Also known as: dampener, rubber dampener, string dampener, worm

A vibration dampener is a small rubber or silicone device inserted at the bottom of the string bed to reduce the high-pitched "ping" vibration and change the sound of the racquet at contact.

A vibration dampener is woven into the cross strings near the bottom of the head and damps the high-frequency oscillation of the strings after contact, producing a lower "thud" rather than a metallic "ping". Despite widespread belief, research consistently shows that dampeners do not reduce the vibrations that travel through the handle to the arm — those are transmitted at frequencies below what the rubber device addresses. They affect feel and sound but not arm health. Players who prefer a softer, more muted sound often use them; others find they disrupt feedback about contact quality. Dampeners are legal in competition and are one of the most common (and most cosmetically personalized) racquet accessories. Their effect on actual performance or biomechanics is negligible.
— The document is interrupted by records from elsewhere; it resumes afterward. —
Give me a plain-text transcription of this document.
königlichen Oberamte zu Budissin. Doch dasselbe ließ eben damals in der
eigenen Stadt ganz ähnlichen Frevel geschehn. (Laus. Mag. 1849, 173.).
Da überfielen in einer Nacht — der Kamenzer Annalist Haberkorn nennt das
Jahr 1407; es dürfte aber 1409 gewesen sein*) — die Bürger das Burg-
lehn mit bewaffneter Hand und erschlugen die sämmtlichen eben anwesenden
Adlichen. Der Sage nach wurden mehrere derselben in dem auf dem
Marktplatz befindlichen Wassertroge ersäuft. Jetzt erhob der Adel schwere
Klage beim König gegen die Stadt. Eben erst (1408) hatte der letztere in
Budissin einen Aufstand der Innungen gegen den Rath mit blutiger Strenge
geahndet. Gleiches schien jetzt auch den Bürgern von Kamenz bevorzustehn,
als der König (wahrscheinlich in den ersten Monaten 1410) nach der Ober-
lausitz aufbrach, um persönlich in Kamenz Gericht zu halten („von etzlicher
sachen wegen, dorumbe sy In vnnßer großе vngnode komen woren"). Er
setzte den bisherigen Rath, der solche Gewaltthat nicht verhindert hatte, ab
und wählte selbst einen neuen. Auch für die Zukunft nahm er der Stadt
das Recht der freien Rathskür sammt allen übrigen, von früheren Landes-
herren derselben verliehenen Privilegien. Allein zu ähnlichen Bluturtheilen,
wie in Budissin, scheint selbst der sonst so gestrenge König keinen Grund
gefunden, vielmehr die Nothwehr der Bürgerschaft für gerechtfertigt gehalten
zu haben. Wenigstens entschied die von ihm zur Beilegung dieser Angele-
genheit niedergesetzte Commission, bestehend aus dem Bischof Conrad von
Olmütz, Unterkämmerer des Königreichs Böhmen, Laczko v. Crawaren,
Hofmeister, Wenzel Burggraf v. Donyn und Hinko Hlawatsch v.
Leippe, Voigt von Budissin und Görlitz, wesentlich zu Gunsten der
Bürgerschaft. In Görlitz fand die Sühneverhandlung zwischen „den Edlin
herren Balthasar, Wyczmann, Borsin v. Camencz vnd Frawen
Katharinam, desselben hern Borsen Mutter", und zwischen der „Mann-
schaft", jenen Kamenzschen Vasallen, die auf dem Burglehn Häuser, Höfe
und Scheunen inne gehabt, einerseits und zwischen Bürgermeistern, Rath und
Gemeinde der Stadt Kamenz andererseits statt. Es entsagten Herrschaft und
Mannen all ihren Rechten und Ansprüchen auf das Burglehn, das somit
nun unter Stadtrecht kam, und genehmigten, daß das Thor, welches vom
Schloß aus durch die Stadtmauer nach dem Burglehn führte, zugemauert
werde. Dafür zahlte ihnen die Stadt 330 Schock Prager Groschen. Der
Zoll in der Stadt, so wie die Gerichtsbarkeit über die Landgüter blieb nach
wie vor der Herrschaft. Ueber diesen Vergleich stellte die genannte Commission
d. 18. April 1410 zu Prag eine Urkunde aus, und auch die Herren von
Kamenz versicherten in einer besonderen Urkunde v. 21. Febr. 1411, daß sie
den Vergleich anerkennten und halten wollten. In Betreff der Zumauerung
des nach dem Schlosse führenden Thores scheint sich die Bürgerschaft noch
A player who switched from a dampener to bare strings reports the racquet "sounds more alive" and finds the sonic feedback helps them detect off-centre contacts earlier.

Why it matters

Dampeners are a preference item, not a performance lever. If you have arm pain, adjusting string type, gauge, and tension has a far greater biomechanical effect than adding or removing a dampener.

Frequently asked questions

Does a vibration dampener actually help my arm?

The research says no — dampeners reduce string vibration frequencies above what the arm feels. For arm protection, use softer strings (natural gut, multifilament) at lower tension instead.